Tomorrow is Christmas, and with it comes the quiet closing of another year. One more chapter filed away in the archives of our personal history. Was it good? Was it bad? The truth is, most years are a mix of both — stitched together from ordinary days, a few shining moments, and the occasional disaster we’d rather forget.
Luck plays its part. I’ve had years where dumb luck carried me further than any plan I could have drawn up. A chance meeting, a job I stumbled into, even a water filter that finally cooperated — luck shows up in small ways and big ones. You can’t control it, but you can appreciate it when it lands in your lap.
Resilience
Resilience is what fills the gaps when luck doesn’t show. Life throws curveballs — sometimes fast, sometimes slow, sometimes straight at your knees. Resilience is the quiet decision to stand back up, to keep moving, to not let the bad days define the whole year. It’s not glamorous, but it’s what keeps us in the game.
Gratitude
Gratitude is the lens that makes it all bearable. Without it, the grind feels endless. With it, even the smallest victories — a laugh with a friend, a meal shared, a problem solved — become treasures. Gratitude turns “just another day” into something worth remembering.
Perspective
And perspective? That’s the wisdom that comes with time. The bad days weren’t as catastrophic as they felt in the moment. The good days weren’t as permanent as we wished. Perspective reminds us that life is lived in the middle — in the ordinary rhythm of work, bills, laughter, and frustration. It tells us not to measure a year by its extremes, but by how we carried ourselves through it.
Reflections
This feels fitting for anyone experiencing something for the first time after a big life change. At the time, it may seem pretty harmless, but it struck me more than I expected.
This is my first Christmas since retiring.
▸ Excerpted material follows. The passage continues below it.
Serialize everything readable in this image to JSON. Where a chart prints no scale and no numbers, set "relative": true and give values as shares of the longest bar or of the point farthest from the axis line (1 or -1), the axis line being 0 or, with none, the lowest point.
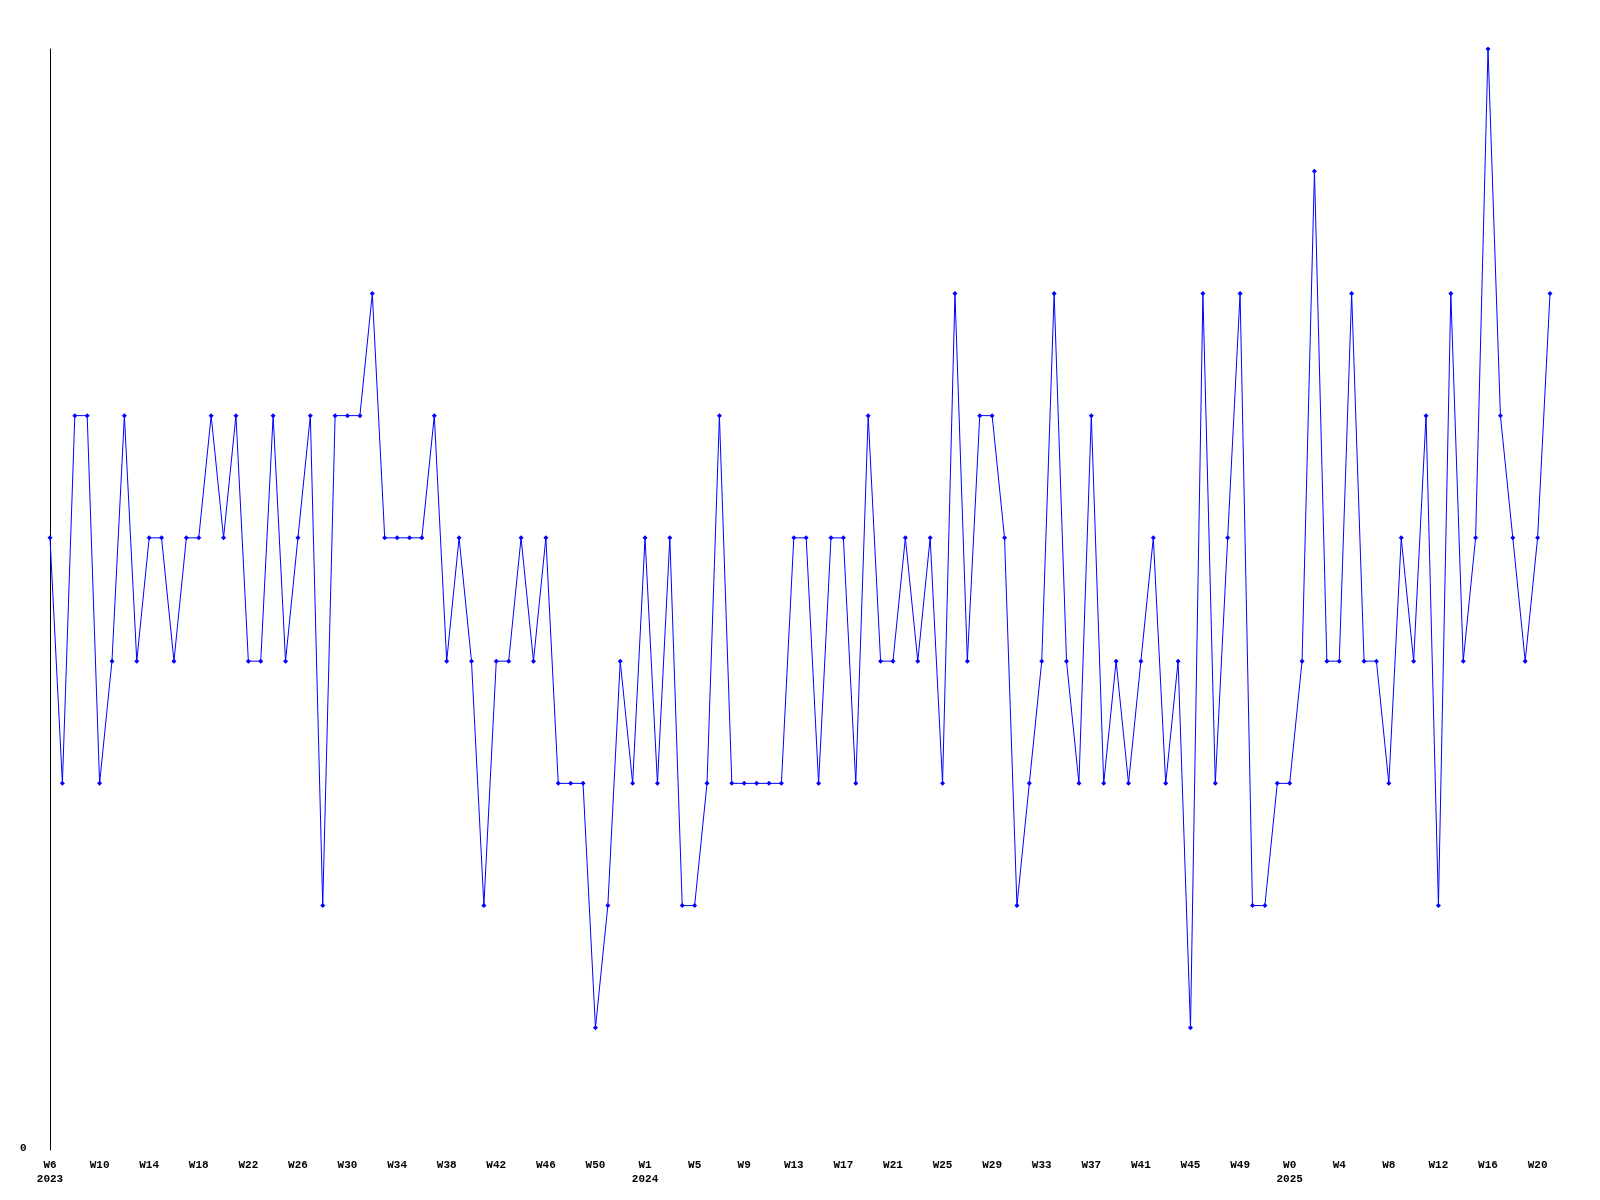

That’s a good thing—after 40+ years, I finally hung up my work boots (or keyboard, depending on the day). It speaks to resilience: working so long and so hard. It speaks to gratitude: I was fortunate to be employed in only three jobs over four decades, each one special in its own way. And it speaks to perspective: the finality of a career is both sobering and freeing.
But retirement also brings what people call “firsts.” This week, I found myself thinking about the last group of people I worked with—some for over 10 years. They became a kind of pseudo-family, or at least my “work family.” As Christmas approaches, I realize how much I enjoyed those people, and how fun December always was.
There were small gatherings almost every week. Food seemed to magically appear every day—someone always brought in a dish they were proud of, someone else showed up with Christmas cookies, and sometimes we all chipped in for a big lunch. It was a cheerful slice of the year that slowed things down and reminded you how lucky you were: healthy, employed, surrounded by people you could share not just work, but laughter, meals, and moments with.
This year, my first Christmas without that environment, feels a little like a small loss. Not tragic, not overwhelming—just the quiet absence of something that once made the season sparkle.
Still, I suppose that’s the trade-off. No more office cookie trays, but also no more office email chains. And honestly, I’ll take that deal.
Closing Thought
So as another year winds down, I don’t ask whether it was good or bad. I ask: did I endure with resilience, notice the luck when it came, practice gratitude, and keep perspective? If I did, then the year was enough. And maybe that’s the only measure that matters. Take something from every year, a learning moment a memory. Yesterday for me was never Shhh your Brazilian wife while changing a water filter, especially when she is making the Christmas desserts.